I wanted to be pretty, for a long time. Pretty was a ticket, a prize, a doorway into being seen. If you were pretty, then you didn’t have to be anything else. When I realized I had an interesting face, not ugly by societies terms but not Megan Fox pretty, I realized I needed to be other things. I needed to home in on skills that did not depend on my looks. Instead I was the funny girl, the smart girl, the “girl’s” girl. I swallowed books whole, watched “films” instead of movies, had obscure Halloween costumes that I had to explain. Captain of the softball team, the volleyball team, one of the founding members of the Gay Straight Alliance, and got a 97 on the English regent, I was stunning. Until I wasn’t. All these things, as important as they seemed, never filled the right void; never satisfied the itch or the urge to be better. Then the pandemic happened, I lost all my high school friends, and I realized it was all bullshit. All the time wasted running from who I was meant to be. It never even worked, I wrote every week, every day. There was a fountain of words just waiting to fall out of my head spilling onto the page dirtying it with ink every second. Fuck being pretty.

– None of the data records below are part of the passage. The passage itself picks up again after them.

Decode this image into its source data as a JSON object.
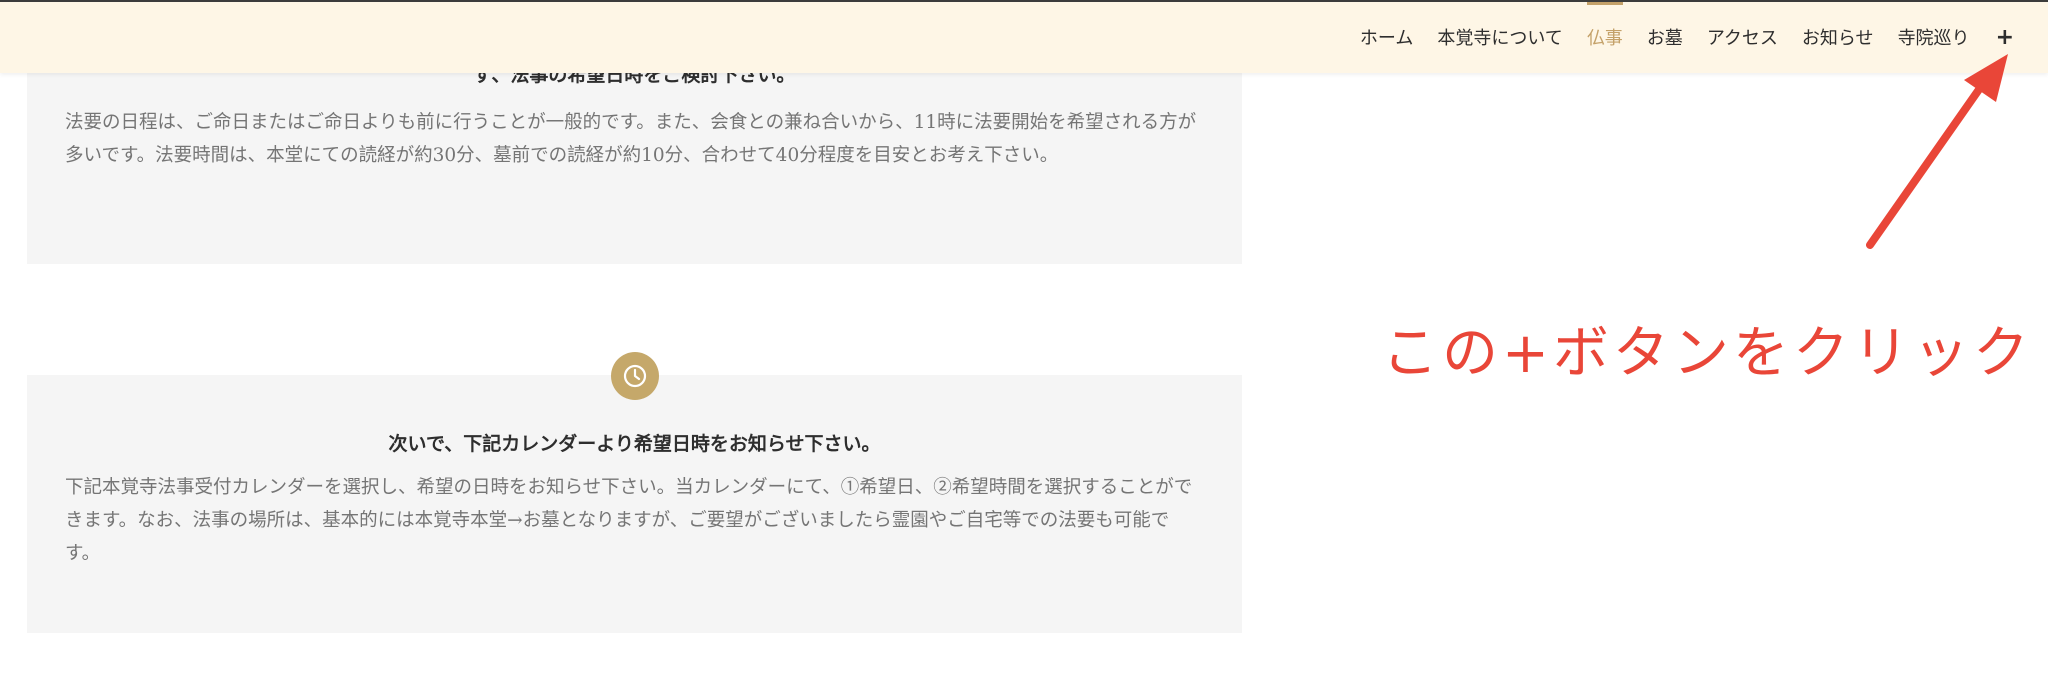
{
  "nav": {
    "items": [
      {
        "label": "ホーム"
      },
      {
        "label": "本覚寺について"
      },
      {
        "label": "仏事",
        "active": true
      },
      {
        "label": "お墓"
      },
      {
        "label": "アクセス"
      },
      {
        "label": "お知らせ"
      },
      {
        "label": "寺院巡り"
      }
    ],
    "plus_label": "+"
  },
  "sections": [
    {
      "title": "ず、法事の希望日時をご検討下さい。",
      "body": "法要の日程は、ご命日またはご命日よりも前に行うことが一般的です。また、会食との兼ね合いから、11時に法要開始を希望される方が多いです。法要時間は、本堂にての読経が約30分、墓前での読経が約10分、合わせて40分程度を目安とお考え下さい。"
    },
    {
      "title": "次いで、下記カレンダーより希望日時をお知らせ下さい。",
      "body": "下記本覚寺法事受付カレンダーを選択し、希望の日時をお知らせ下さい。当カレンダーにて、①希望日、②希望時間を選択することができます。なお、法事の場所は、基本的には本覚寺本堂→お墓となりますが、ご要望がございましたら霊園やご自宅等での法要も可能です。"
    }
  ],
  "annotation": {
    "text": "この+ボタンをクリック",
    "color": "#e94638"
  },
  "colors": {
    "nav_bg": "#fef6e6",
    "accent_gold": "#c4a169",
    "card_bg": "#f5f5f5"
  },
  "icons": {
    "section_badge": "clock-icon",
    "annotation": "arrow-icon"
  }
}
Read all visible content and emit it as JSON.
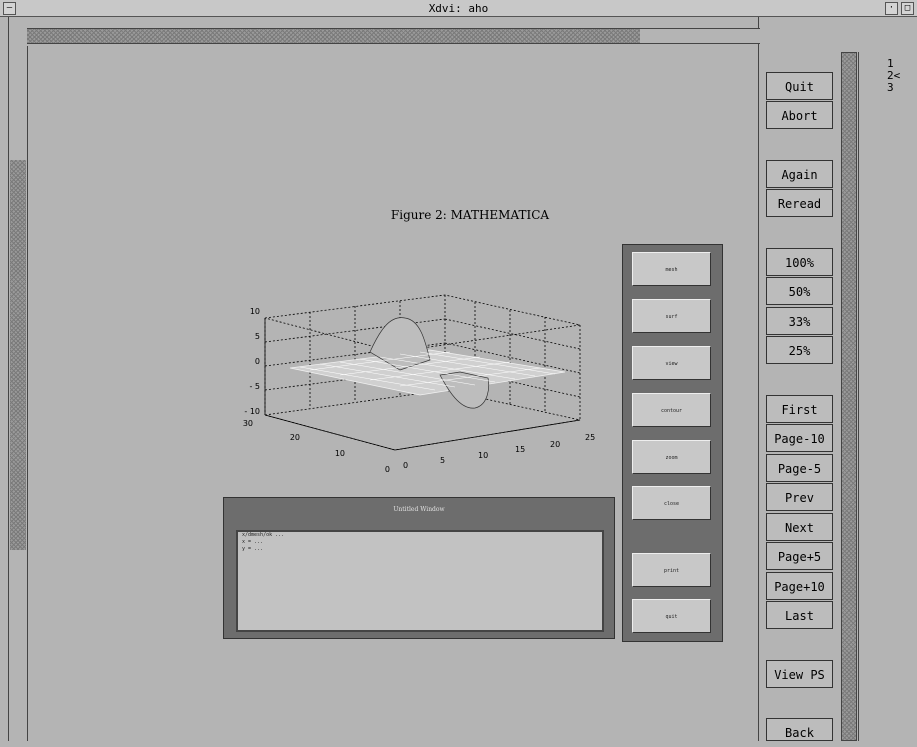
{
  "window": {
    "title": "Xdvi:  aho",
    "menu_glyph": "—",
    "min_glyph": "·",
    "max_glyph": "□"
  },
  "document": {
    "figure_caption": "Figure 2: MATHEMATICA"
  },
  "plot": {
    "z_ticks": [
      "10",
      "5",
      "0",
      "- 5",
      "- 10"
    ],
    "y_ticks": [
      "30",
      "20",
      "10",
      "0"
    ],
    "x_ticks": [
      "0",
      "5",
      "10",
      "15",
      "20",
      "25"
    ]
  },
  "figure_command_window": {
    "title": "Untitled Window",
    "lines": [
      "x/dmesh/ok ...",
      "x = ...",
      "y = ..."
    ]
  },
  "figure_buttons": [
    "mesh",
    "surf",
    "view",
    "contour",
    "zoom",
    "close",
    "print",
    "quit"
  ],
  "controls": {
    "quit": "Quit",
    "abort": "Abort",
    "again": "Again",
    "reread": "Reread",
    "zoom100": "100%",
    "zoom50": "50%",
    "zoom33": "33%",
    "zoom25": "25%",
    "first": "First",
    "page_minus10": "Page-10",
    "page_minus5": "Page-5",
    "prev": "Prev",
    "next": "Next",
    "page_plus5": "Page+5",
    "page_plus10": "Page+10",
    "last": "Last",
    "view_ps": "View PS",
    "back": "Back"
  },
  "page_list": [
    "1",
    "2<",
    "3"
  ]
}
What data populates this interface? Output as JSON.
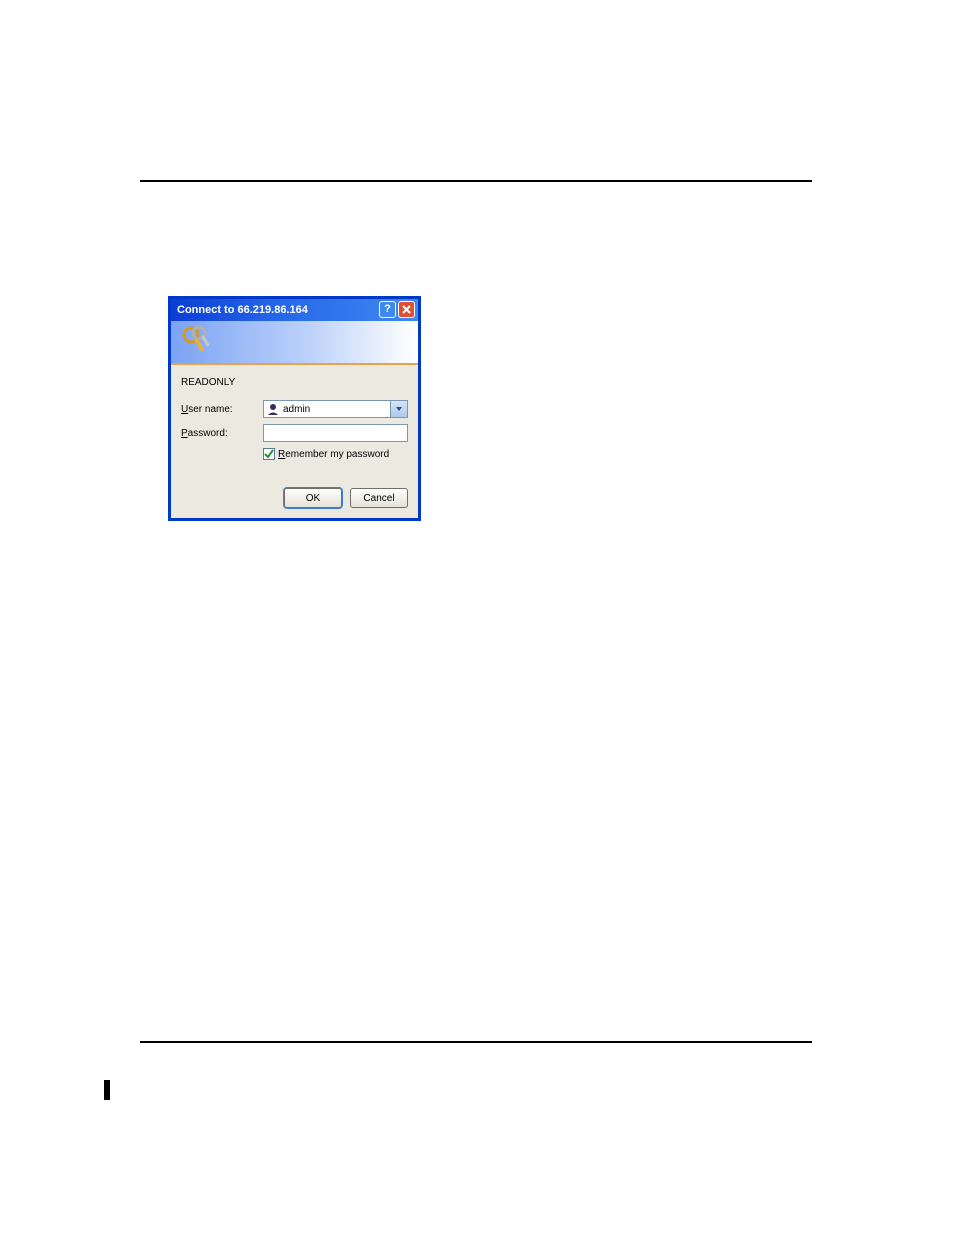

It was all downhill from there. Like a rolling snowball. Everything I wanted was fake and everything I had done had led me right back to the right path. All the little pieces of my life collected into a crystalline orb that lights the way. I am a romantic who believes in love and soulmate and putting in the work. I am against the U.S military, and yes that includes my two marine uncles and my three marine cousins. I believe healthcare is a human right and homelessness should not be criminalized. I don’t smoke, I hardly drink. I know how to use Narcan to bring someone back from a drug overdose and I think harm reduction works. I don’t think the U.S the center of the universe. I hate pink, I love barbie. I don’t wear skirts often and when I do, they are long, but I like when women wear what they want despite assholes. I probably won’t be a vegetarian and I understand pushing vegetarianism is inherently racist and classist. My boyfriend works in a labor union. There was nobody else I was meant to be. I could go on and on about all the different parts of me that intersect but we would be here for approximately 1234567890 hours, and it would bore the both of us greatly. My magic trick is survival, much like my mother. My best and most everlasting astonishment is that I believe in a better world despite. I believe in a brighter tomorrow and I work to make it happen. I am best a thriving between the broken gray sheets of concrete my own personal rose. Let this light fill up the room, water my plants, take a deep breath. Tender hearted and tender soul; I make no apologies for that. What’s more punk than the indominable human spirit?